To further investigate the role of EP300 in IR GSCs, we performed chromatin profiling CUT&RUN experiments using an H3K27Ac antibody to compare EP300 KO and control (AAVS1 gRNA) IR GSCs. As expected, given the HAT function of EP300, we observed a global reduction of H3K27Ac signal upon EP300 KO (Figure S5A). In EP300 KO cells, a clear reduction of H3K27Ac signal around the transcription start site (TSS) was observed for genes whose expression was downregulated upon EP300 KO (Figure 5A). Our results therefore confirm that EP300 regulates transcriptional programs in IR GSCs via the H3K27Ac epigenetic modification. Next, to test whether EP300 modulates the IR state through a direct or indirect mechanism, we performed CUT&RUN in IR GSCs using an EP300 antibody and identified 2800 regions occupied by EP300 (SEACR peakCalling using a 0.001 q-value cutoff) ­(Figure 5B). Importantly, we observed a strong H3K27Ac signal reduction around EP300 binding sites in EP300 KO GSCs suggestive of direct epigenetic regulation at these loci ­(Figure 5C). Importantly, this includes several IR signature genes found to be regulated by EP300 in our RNA-seq experiment (eg, CD44, CXCR4, and SERPINE1) (Figure 5D). We conclude that EP300 is directly involved in the epigenetic regulation of the IR transcriptional state.
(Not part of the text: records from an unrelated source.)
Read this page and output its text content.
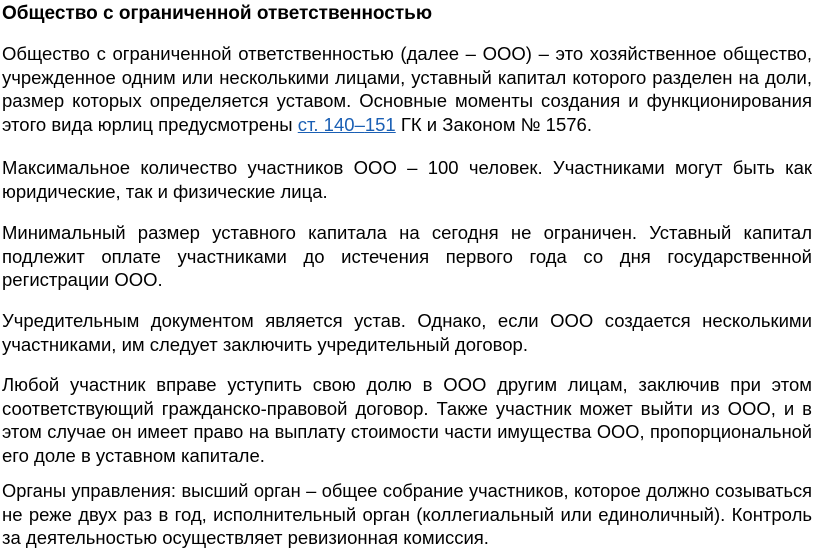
Общество с ограниченной ответственностью
Общество с ограниченной ответственностью (далее – ООО) – это хозяйственное общество,
учрежденное одним или несколькими лицами, уставный капитал которого разделен на доли,
размер которых определяется уставом. Основные моменты создания и функционирования
этого вида юрлиц предусмотрены ст. 140–151 ГК и Законом № 1576.
Максимальное количество участников ООО – 100 человек. Участниками могут быть как
юридические, так и физические лица.
Минимальный размер уставного капитала на сегодня не ограничен. Уставный капитал
подлежит оплате участниками до истечения первого года со дня государственной
регистрации ООО.
Учредительным документом является устав. Однако, если ООО создается несколькими
участниками, им следует заключить учредительный договор.
Любой участник вправе уступить свою долю в ООО другим лицам, заключив при этом
соответствующий гражданско-правовой договор. Также участник может выйти из ООО, и в
этом случае он имеет право на выплату стоимости части имущества ООО, пропорциональной
его доле в уставном капитале.
Органы управления: высший орган – общее собрание участников, которое должно созываться
не реже двух раз в год, исполнительный орган (коллегиальный или единоличный). Контроль
за деятельностью осуществляет ревизионная комиссия.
Analysis of EP300-bound regions revealed enrichment of JUN-AP1, FRA-1, and FRA-2 family binding motifs (Figure 5E). These TF families have previously been shown to drive expression of the mesenchymal GBM signature and are consistent with our screen results, revealing members of the JUN and FOS families as IR state regulators.23^,33 We further assessed the motifs enriched within IR GSC enhancer regions using our H3K27Ac CUT&RUN dataset and identified significant enrichment of JUN and FOS family binding motifs in control samples, a signal that was lost in EP300 KO cells (Figure S5B). To validate our findings and emphasize the importance of these EP300-regulated TF-binding regions in modulating the IR phenotype across a larger set of GSCs, we analyzed previously published ATAC-seq data and identified open chromatin regions that were enriched in IR (19 independent patient cultures) and Dev (7 independent patient cultures) GSCs.7 We observed that the motifs enriched in EP300-bound regions (JUN and FOS family) overlapped with motifs enriched in the IR GSC open chromatin regions but not Dev GSC open chromatin regions (Figure 5F). We conclude that EP300 modulates the IR GSC phenotype through regulation of H3K27Ac levels and IR-specific genes transcriptional programs in cooperation with TFs that are required to maintain the state.

RNA-Seq data generated from this study is deposited in GEO (GSE290575↗). CUT&RUN sequencing data and associated peak files are also available in GEO (GSE290646↗). All other raw data generated in this study are available upon request from the corresponding author.